Closed-Loop Data Science
Closed-Loop Data Science
Data science and machine learning are rapidly developing powerful tools to extract insights from large-scale, complex datasets. There is much focus on the algorithms that power inference, but significantly less focus on how humans are involved in the data science process. Data science often involves a pattern of query; fit model; predict; plot results; repeat. This is clumsy and makes it difficult for end users to explore, comprehend and make judgements. A more modern approach would have humans brought into a tightly coupled closed-loop with the inference processes, interactively exploring the beliefs compatible with data and directing the inference process to mine the seams of knowledge within. This PhD will be focused on applying these ideas to probabilistic models, where representation and communication of uncertainty in the results of an inference problem are particular importance. This studentship will focus on producing interactive, animated representations of probabilistic models. The project will focus on:
Establishing key interaction and animation “primitives” that can be linked to (potentially high-dimensional), probabilistic Bayesian models to represent their underlying uncertainty more effectively than static displays. These will form the analogues of techniques like error bars but which exploit active perception via closed-loop control of displays.
Developing techniques to augment sample-based (e.g. Markov Chain Monte Carlo) inference algorithms to dynamically sample and cache results from user inputs to close the loop between explorative data visualisation and inference. The aim is to provide accelerated inference in regions of importance to (implicit) queries in close to real-time.

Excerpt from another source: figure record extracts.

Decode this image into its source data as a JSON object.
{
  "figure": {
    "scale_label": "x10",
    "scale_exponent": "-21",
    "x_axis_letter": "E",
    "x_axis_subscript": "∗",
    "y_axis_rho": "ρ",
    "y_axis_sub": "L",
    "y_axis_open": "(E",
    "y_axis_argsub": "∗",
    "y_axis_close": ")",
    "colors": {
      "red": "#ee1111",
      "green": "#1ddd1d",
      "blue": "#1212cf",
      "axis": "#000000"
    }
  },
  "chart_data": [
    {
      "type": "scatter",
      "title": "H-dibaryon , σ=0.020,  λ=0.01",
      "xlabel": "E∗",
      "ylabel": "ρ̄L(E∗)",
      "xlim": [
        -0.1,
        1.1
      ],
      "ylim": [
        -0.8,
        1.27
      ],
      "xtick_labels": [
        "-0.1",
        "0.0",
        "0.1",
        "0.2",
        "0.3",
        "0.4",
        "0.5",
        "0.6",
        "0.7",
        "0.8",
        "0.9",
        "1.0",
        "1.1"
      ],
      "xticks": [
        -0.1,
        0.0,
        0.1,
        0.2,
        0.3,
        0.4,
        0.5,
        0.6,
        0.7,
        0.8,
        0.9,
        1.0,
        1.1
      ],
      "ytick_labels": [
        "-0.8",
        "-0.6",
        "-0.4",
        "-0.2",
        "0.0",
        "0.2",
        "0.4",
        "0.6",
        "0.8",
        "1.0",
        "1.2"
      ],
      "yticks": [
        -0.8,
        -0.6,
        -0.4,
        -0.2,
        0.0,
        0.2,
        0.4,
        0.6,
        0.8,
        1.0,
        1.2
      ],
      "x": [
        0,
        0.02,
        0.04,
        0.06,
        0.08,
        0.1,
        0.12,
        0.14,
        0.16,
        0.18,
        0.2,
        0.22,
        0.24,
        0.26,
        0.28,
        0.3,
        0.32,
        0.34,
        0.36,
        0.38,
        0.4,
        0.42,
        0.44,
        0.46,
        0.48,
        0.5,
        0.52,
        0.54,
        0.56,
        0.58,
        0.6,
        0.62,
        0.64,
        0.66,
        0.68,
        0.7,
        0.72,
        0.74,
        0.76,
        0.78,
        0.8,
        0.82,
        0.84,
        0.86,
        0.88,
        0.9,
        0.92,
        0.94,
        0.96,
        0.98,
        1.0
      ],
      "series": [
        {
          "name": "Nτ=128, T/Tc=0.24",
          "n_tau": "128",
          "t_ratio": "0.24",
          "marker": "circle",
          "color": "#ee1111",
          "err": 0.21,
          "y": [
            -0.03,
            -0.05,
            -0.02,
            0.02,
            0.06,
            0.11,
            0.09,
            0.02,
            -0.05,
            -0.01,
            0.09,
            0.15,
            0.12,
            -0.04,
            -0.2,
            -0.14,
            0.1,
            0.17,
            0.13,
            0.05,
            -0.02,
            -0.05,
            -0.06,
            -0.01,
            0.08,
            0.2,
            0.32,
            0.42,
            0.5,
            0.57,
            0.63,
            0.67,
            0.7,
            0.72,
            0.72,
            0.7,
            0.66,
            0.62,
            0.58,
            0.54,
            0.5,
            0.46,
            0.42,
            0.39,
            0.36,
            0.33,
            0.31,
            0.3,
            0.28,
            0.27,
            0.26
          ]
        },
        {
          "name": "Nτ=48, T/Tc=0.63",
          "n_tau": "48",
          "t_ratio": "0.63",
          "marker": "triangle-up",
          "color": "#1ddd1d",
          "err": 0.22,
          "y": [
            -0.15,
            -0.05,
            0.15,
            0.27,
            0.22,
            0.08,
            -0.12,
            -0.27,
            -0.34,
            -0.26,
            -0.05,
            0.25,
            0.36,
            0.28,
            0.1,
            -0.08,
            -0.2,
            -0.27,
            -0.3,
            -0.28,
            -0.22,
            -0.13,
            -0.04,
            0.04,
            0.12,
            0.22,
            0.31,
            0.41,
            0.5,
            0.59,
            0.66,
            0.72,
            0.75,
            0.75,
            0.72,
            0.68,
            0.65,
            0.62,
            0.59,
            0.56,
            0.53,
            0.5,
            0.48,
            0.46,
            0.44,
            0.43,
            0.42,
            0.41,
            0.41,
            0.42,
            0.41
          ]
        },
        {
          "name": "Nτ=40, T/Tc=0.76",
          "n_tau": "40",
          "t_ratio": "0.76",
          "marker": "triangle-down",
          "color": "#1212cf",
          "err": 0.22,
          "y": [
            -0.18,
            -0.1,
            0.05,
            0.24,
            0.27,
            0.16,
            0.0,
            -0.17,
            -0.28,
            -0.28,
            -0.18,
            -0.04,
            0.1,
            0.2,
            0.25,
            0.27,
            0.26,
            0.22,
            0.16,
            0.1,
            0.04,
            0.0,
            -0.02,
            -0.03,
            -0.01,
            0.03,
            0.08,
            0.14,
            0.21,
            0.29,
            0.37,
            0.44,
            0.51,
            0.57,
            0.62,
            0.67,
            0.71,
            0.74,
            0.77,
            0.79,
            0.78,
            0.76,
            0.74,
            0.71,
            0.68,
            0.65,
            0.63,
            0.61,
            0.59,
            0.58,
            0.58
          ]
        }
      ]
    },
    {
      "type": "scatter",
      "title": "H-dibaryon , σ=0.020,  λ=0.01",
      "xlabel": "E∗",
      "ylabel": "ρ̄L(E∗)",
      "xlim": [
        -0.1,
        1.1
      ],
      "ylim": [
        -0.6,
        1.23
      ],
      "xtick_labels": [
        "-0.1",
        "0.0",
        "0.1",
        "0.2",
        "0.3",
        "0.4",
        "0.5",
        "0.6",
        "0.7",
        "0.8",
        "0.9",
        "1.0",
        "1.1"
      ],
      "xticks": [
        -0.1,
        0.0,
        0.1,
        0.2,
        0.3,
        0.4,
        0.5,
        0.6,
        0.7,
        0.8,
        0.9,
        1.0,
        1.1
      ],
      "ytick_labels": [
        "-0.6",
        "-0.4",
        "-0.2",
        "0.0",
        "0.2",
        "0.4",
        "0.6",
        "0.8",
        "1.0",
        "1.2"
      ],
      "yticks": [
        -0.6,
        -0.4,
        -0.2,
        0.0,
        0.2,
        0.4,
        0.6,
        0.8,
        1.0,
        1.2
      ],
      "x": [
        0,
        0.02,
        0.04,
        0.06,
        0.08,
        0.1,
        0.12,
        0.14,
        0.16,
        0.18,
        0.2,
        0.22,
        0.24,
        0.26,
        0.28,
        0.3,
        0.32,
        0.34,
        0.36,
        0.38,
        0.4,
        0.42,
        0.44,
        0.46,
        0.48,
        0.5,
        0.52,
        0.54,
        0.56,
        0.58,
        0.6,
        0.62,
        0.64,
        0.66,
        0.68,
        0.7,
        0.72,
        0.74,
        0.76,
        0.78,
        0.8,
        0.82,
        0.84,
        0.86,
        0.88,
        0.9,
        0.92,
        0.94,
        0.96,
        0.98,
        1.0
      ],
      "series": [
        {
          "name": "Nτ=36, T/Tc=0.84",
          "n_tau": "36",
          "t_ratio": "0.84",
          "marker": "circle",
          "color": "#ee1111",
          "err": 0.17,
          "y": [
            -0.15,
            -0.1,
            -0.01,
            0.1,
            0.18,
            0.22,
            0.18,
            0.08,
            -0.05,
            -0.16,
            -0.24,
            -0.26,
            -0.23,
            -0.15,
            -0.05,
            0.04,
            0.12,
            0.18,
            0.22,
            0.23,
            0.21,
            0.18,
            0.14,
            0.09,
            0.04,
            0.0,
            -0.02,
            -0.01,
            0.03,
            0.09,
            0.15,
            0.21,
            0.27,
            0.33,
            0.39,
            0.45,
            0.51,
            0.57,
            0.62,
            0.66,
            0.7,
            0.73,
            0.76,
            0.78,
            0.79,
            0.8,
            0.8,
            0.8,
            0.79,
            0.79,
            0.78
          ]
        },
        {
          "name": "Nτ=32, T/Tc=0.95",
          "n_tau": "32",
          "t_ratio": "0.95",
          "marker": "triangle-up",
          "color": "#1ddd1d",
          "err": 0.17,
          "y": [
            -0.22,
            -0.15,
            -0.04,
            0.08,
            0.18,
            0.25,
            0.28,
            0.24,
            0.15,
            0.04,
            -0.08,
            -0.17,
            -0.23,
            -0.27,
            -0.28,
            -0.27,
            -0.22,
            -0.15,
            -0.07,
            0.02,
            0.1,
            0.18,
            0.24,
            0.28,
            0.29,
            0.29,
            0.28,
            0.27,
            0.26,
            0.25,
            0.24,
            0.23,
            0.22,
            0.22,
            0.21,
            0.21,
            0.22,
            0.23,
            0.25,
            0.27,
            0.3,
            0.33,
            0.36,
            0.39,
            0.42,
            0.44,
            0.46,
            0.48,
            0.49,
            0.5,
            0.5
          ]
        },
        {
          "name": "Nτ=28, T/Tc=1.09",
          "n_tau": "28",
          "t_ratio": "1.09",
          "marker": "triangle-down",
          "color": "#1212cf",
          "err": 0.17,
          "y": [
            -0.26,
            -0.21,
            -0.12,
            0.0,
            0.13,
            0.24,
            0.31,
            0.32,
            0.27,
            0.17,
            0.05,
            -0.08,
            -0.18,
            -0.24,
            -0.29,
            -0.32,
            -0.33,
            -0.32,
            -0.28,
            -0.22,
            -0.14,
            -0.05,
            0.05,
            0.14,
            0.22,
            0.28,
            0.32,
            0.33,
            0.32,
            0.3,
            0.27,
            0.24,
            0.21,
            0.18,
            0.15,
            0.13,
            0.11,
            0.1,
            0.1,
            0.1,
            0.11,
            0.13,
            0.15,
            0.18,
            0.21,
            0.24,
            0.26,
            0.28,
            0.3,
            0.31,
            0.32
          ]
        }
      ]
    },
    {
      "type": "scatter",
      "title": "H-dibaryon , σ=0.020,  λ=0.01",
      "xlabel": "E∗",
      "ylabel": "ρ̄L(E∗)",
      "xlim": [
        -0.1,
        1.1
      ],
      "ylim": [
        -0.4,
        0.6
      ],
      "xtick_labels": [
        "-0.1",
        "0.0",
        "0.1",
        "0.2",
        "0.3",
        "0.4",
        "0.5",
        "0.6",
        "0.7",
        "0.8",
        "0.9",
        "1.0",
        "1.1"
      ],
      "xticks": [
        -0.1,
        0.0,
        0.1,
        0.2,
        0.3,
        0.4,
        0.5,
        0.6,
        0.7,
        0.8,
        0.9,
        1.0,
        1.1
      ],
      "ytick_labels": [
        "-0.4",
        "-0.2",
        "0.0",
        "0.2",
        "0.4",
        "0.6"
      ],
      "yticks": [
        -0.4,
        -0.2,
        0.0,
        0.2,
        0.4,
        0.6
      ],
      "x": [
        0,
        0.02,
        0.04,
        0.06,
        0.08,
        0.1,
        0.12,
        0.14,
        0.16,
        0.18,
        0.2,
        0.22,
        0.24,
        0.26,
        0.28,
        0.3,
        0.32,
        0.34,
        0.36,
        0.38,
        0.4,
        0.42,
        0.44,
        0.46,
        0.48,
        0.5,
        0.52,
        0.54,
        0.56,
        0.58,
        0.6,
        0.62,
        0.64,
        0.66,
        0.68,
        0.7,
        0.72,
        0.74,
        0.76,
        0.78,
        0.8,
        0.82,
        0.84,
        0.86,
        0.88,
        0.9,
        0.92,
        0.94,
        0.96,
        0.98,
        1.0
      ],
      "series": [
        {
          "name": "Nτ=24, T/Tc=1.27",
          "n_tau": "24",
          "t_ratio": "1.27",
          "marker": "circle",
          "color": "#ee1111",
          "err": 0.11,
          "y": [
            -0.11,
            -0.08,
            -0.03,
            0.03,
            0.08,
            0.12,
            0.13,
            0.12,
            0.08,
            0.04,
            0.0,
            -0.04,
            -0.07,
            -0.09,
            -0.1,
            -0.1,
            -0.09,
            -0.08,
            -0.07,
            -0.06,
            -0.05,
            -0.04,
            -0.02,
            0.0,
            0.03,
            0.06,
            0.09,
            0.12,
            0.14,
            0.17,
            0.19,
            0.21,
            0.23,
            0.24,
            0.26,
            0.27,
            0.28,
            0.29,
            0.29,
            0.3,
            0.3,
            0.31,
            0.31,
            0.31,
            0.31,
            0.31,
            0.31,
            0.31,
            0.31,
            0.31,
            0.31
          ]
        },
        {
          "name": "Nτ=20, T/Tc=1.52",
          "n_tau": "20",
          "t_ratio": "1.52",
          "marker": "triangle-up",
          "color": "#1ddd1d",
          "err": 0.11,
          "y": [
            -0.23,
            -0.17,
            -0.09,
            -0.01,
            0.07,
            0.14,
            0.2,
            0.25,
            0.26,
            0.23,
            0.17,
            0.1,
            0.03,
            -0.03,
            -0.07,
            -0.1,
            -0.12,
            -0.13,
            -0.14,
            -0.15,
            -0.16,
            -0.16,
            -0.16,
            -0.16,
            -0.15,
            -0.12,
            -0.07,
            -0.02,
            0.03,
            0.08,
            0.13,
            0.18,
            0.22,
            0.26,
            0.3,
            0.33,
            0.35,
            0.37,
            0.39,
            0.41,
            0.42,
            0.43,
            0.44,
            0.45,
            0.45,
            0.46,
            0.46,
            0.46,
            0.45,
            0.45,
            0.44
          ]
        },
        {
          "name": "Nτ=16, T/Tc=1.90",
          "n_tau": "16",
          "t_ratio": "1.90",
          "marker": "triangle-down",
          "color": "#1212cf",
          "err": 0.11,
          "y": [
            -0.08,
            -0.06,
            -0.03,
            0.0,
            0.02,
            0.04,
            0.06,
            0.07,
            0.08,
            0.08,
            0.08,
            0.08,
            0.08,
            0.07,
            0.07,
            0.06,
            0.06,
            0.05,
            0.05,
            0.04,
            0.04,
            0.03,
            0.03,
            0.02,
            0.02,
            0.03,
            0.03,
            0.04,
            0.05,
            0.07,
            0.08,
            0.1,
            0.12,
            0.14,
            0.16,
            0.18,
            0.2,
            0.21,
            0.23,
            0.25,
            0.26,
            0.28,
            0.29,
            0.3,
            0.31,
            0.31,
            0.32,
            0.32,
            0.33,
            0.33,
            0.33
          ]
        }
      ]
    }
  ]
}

The PhD will develop interaction techniques which facilitate active perception of uncertain data for a variety of data types (e.g. temporal, spatio-temporal, high-dimensional vector space models) and efficient strategies to accelerate inference to provide relevant inference to explorations happening in real-time. The successful candidate will have a strong interest/background in visualisation, human-computer interaction and/or Bayesian probabilistic modelling.
Machine learning techniques are widely used to address many recommendation scenarios – such as suggesting a movie to watch on (e.g.) Netflix, or recommending a point-of-interest to visit in a city, often by learning from historical user data. However, recommendation systems can be influenced by what users have already been recommended and thereafter viewed/visited, rather than what these systems might have found to be relevant of their own accord –for instance, Netflix might start to recommend movies that are already popular from its previous recommendations.
Such an effect can be described as a filter-bubble or a closed-loop feedback, and has been typically avoided through introducing novel or serendipitous recommendations into the suggestions. However, the alternative use of approaches originating from closed-loop theory, such as intermittent control, have not been systematically investigated within recommender systems.
This PhD will be focussed on applying ideas and techniques from closed-loop theory to state-of-the-art recommender systems. The candidate will investigate the modelling and deployment of closed-loop recommender systems using new neural networks architectures in comparison and along traditional matrix factorization and BPR-based recommenders. The evaluation of the resulting systems will be conducted using both public benchmarks in recommender systems as well as within the experimental pipeline of some of our data partners in the EPSRC Closed-Loop Data Science project.
The successful candidate will have a strong interest/background in recommender systems, machine learning, and/or information retrieval.